Tumori: Francia; vino sotto accusa, viticoltori furiosi

 


 


Un’associazione di viticoltori francesi ha denunciato “l’accanimento” di cui si ritiene vittima il settore dopo la pubblicazione, sotto l’egida del ministero della Sanità, di un rapporto sugli effetti di alcuni alimenti nell’insorgenza del cancro.


 


La protesta arriva all’indomani della pubblicazione dello studio dell’Istituto nazionale francese del cancro (Inca), che presenta il vino come uno dei principali fattori di rischio, anche in deboli quantità.


 


“Bisogna che finisca quest’accanimento contro il vino”, ha detto l’Associazione generale della produzione viticola (Agpv) in un comunicato, dispiacendosi per questo continuo “stigmatizzare” il vino.

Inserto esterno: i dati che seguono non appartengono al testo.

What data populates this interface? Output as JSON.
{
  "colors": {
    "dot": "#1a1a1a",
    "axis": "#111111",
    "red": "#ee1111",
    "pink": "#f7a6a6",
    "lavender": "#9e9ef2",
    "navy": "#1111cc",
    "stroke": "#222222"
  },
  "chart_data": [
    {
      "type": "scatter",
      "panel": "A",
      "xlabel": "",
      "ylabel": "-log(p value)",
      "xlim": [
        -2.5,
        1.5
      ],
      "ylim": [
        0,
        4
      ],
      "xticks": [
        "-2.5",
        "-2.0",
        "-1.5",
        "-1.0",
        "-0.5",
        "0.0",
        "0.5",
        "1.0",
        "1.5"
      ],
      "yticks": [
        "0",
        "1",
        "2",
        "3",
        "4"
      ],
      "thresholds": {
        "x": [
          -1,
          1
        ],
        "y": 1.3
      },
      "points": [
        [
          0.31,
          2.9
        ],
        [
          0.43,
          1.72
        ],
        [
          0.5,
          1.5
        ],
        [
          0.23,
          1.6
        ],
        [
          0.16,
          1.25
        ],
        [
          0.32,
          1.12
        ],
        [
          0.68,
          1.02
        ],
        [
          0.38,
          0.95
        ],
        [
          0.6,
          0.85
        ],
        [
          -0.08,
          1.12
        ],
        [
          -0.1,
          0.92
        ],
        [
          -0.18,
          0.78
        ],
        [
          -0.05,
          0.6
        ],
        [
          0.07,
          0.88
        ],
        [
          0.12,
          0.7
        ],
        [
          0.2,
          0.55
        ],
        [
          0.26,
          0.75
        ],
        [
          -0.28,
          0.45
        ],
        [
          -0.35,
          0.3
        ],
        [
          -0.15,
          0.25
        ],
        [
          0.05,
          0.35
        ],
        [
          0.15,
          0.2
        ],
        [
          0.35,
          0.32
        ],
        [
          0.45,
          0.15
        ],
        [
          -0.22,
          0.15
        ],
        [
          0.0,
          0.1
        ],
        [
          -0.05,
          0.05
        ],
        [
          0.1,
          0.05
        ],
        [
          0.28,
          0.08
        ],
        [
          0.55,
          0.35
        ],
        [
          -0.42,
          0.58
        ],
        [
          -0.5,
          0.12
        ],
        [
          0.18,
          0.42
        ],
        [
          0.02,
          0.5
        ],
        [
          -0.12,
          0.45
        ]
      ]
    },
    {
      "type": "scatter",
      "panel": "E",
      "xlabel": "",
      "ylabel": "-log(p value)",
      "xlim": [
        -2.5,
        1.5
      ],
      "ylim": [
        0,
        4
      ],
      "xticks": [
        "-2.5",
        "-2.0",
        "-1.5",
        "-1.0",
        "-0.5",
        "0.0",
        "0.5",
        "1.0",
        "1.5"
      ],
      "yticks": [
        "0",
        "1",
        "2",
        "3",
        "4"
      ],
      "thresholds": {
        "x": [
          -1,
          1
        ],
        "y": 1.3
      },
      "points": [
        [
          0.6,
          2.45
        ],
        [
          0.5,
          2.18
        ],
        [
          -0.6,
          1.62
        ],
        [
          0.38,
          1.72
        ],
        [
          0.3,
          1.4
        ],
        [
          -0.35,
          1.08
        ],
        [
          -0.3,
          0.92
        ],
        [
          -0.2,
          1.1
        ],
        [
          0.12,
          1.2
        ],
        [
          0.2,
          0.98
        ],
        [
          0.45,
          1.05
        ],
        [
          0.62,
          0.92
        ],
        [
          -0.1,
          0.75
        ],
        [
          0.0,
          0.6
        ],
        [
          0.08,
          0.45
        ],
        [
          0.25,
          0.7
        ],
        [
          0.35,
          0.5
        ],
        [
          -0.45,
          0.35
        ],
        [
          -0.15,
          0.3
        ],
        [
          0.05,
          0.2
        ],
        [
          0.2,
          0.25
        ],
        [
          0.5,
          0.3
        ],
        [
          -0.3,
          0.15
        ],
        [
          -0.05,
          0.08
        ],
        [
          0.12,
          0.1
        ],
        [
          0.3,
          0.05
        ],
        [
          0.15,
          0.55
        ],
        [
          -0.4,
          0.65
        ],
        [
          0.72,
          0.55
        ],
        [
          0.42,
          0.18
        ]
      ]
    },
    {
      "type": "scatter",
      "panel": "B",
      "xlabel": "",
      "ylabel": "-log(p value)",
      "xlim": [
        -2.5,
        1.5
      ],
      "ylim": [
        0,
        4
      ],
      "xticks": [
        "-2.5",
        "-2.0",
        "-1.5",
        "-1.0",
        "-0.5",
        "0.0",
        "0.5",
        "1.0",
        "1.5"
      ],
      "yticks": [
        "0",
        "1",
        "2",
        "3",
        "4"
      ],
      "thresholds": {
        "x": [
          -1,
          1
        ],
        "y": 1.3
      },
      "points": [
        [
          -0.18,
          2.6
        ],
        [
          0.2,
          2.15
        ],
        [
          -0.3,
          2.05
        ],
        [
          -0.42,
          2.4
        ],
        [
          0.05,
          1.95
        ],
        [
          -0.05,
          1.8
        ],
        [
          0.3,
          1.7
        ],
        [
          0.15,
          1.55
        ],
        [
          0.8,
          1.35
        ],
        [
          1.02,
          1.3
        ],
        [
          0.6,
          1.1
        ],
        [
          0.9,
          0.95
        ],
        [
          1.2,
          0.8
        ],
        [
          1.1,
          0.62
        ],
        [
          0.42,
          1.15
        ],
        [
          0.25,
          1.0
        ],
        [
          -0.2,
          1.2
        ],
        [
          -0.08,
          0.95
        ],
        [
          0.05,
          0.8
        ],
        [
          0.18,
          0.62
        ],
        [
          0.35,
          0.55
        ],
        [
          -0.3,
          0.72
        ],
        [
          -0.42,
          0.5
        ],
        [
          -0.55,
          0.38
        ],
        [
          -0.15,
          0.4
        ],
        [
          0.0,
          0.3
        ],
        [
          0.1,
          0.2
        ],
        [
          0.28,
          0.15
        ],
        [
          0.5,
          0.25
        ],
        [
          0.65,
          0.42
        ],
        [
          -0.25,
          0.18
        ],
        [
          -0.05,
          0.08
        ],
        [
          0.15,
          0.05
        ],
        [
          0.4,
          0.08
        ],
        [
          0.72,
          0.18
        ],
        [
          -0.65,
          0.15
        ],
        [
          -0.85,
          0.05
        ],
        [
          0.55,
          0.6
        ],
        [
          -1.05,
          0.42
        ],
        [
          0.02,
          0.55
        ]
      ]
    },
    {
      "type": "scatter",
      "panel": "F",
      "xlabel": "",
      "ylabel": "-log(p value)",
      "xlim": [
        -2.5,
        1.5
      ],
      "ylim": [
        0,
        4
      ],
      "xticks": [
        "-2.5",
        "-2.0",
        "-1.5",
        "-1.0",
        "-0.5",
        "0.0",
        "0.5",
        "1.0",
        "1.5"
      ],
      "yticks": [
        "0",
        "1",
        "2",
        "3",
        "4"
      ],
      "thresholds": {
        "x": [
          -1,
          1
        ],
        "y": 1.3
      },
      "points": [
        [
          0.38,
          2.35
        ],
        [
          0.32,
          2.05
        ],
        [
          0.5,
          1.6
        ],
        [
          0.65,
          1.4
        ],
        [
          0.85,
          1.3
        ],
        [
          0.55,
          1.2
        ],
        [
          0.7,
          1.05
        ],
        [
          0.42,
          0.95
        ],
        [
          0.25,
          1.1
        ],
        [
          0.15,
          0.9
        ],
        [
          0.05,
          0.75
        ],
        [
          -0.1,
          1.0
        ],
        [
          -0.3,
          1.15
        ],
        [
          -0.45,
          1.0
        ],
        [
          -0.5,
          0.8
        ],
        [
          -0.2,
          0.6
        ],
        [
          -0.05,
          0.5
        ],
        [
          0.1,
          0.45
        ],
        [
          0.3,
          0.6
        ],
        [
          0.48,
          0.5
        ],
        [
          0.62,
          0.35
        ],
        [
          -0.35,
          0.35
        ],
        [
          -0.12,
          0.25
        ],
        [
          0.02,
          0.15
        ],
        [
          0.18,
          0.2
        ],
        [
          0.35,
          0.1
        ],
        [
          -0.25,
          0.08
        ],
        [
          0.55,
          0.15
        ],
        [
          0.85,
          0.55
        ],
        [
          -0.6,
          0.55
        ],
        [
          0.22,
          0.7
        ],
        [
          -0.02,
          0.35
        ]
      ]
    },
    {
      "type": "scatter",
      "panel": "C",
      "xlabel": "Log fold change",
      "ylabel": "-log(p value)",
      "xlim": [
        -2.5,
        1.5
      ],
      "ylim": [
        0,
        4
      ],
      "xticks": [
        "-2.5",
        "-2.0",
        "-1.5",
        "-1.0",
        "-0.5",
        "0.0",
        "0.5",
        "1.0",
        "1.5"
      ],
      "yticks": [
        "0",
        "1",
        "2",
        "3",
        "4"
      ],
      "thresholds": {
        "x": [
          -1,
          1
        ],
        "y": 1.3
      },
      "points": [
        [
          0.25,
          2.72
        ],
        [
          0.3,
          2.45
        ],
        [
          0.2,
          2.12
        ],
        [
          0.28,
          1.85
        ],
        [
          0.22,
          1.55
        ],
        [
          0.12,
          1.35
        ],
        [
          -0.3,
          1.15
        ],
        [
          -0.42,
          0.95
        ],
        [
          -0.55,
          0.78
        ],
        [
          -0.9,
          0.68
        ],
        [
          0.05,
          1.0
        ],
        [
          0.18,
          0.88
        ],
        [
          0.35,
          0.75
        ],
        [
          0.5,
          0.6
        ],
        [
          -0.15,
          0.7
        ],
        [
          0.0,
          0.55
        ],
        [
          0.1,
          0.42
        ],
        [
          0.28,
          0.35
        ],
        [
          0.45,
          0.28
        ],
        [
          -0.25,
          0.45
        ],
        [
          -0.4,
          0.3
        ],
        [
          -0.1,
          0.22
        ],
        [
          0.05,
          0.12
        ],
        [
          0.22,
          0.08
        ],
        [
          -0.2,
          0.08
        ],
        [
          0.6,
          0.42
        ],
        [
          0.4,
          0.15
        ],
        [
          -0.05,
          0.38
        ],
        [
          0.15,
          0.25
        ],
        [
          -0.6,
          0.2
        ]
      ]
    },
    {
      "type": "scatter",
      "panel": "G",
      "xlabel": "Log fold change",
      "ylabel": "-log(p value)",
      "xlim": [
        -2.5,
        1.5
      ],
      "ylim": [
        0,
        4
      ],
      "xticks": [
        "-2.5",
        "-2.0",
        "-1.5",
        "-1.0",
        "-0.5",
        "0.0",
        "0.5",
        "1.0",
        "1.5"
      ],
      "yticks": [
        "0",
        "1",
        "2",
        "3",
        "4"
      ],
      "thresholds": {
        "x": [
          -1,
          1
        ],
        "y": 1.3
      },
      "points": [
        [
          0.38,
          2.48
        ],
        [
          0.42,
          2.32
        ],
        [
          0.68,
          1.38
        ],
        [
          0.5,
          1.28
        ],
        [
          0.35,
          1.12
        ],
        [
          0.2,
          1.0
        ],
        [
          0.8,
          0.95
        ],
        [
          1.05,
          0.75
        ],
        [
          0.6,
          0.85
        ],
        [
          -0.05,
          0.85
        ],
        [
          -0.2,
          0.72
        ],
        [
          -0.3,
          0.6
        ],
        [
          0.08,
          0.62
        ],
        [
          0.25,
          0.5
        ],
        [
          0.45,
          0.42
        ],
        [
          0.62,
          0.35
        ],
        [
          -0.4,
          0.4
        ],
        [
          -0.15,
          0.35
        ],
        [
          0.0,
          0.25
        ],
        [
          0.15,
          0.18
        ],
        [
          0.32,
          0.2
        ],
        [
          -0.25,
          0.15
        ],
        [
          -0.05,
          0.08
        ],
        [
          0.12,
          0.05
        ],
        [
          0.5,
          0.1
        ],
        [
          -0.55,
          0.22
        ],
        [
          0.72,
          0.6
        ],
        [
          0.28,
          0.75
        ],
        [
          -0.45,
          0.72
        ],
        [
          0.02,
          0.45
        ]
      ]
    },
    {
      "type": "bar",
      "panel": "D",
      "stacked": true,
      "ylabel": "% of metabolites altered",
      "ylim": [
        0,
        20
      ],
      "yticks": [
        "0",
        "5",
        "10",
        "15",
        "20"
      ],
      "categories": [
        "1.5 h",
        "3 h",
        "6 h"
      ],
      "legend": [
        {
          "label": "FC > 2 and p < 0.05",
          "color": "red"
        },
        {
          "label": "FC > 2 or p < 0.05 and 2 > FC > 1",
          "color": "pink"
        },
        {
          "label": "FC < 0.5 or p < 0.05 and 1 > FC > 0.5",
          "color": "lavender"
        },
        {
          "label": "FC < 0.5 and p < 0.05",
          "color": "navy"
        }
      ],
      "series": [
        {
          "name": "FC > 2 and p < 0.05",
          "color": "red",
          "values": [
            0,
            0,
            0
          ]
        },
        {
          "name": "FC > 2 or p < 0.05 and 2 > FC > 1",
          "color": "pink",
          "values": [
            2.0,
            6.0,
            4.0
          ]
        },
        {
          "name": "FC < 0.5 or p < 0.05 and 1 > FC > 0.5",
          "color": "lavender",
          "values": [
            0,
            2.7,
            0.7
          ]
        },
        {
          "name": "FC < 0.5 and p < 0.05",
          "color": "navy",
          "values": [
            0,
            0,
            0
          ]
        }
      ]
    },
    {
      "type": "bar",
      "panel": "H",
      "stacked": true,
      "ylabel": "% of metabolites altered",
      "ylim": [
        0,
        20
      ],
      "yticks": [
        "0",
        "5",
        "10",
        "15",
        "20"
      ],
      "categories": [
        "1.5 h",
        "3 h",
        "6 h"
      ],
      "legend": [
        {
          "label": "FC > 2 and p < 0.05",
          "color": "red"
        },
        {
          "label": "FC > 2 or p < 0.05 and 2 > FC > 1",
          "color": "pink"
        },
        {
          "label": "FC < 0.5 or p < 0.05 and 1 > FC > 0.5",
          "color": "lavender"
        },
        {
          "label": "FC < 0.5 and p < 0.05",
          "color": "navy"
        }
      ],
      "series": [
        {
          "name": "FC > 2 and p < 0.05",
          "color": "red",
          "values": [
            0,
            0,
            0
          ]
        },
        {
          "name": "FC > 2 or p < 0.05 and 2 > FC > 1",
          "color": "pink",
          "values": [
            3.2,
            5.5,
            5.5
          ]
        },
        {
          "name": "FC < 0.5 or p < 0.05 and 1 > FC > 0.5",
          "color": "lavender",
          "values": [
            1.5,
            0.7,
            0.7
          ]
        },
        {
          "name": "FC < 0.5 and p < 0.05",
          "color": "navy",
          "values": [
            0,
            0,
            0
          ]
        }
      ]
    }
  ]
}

I produttori si dicono “nauseati dal silenzio e dall’inerzia dei poteri pubblici”.


 


Secondo lo studio dell’Inca, un solo bicchiere di vino al giorno aumenta il rischio di ammalarsi di cancro. Per l’Agpv “una controperizia ha già dimostrato i limiti di questo dato, che risale al novembre del 2007, oltre al fatto che numerosi studi internazionali, in particolare quello del Fondo mondiale per la ricerca contro il cancro, concludono che il rischio è reale per un consumo eccessivo”.


 


( Fonte Ticinonews )


 


Considerazioni di Winetaste


 


Credo , e spero vivamente, che questa notizia NON corrisponda al vero, perché dopo 25 anni di degustazioni a questora dovrei essere già passato ad altra vita, cosi come molti miei colleghi ed amici, che invece godono di ottima salute, come il sottoscritto : per nostra fortuna.


Moderazione.moderazione e soprattutto bere vini di qualità, questo è lunico consiglio che mi sento di dare, fermamente convinto che un bicchiere ai pasti sia solo salutare.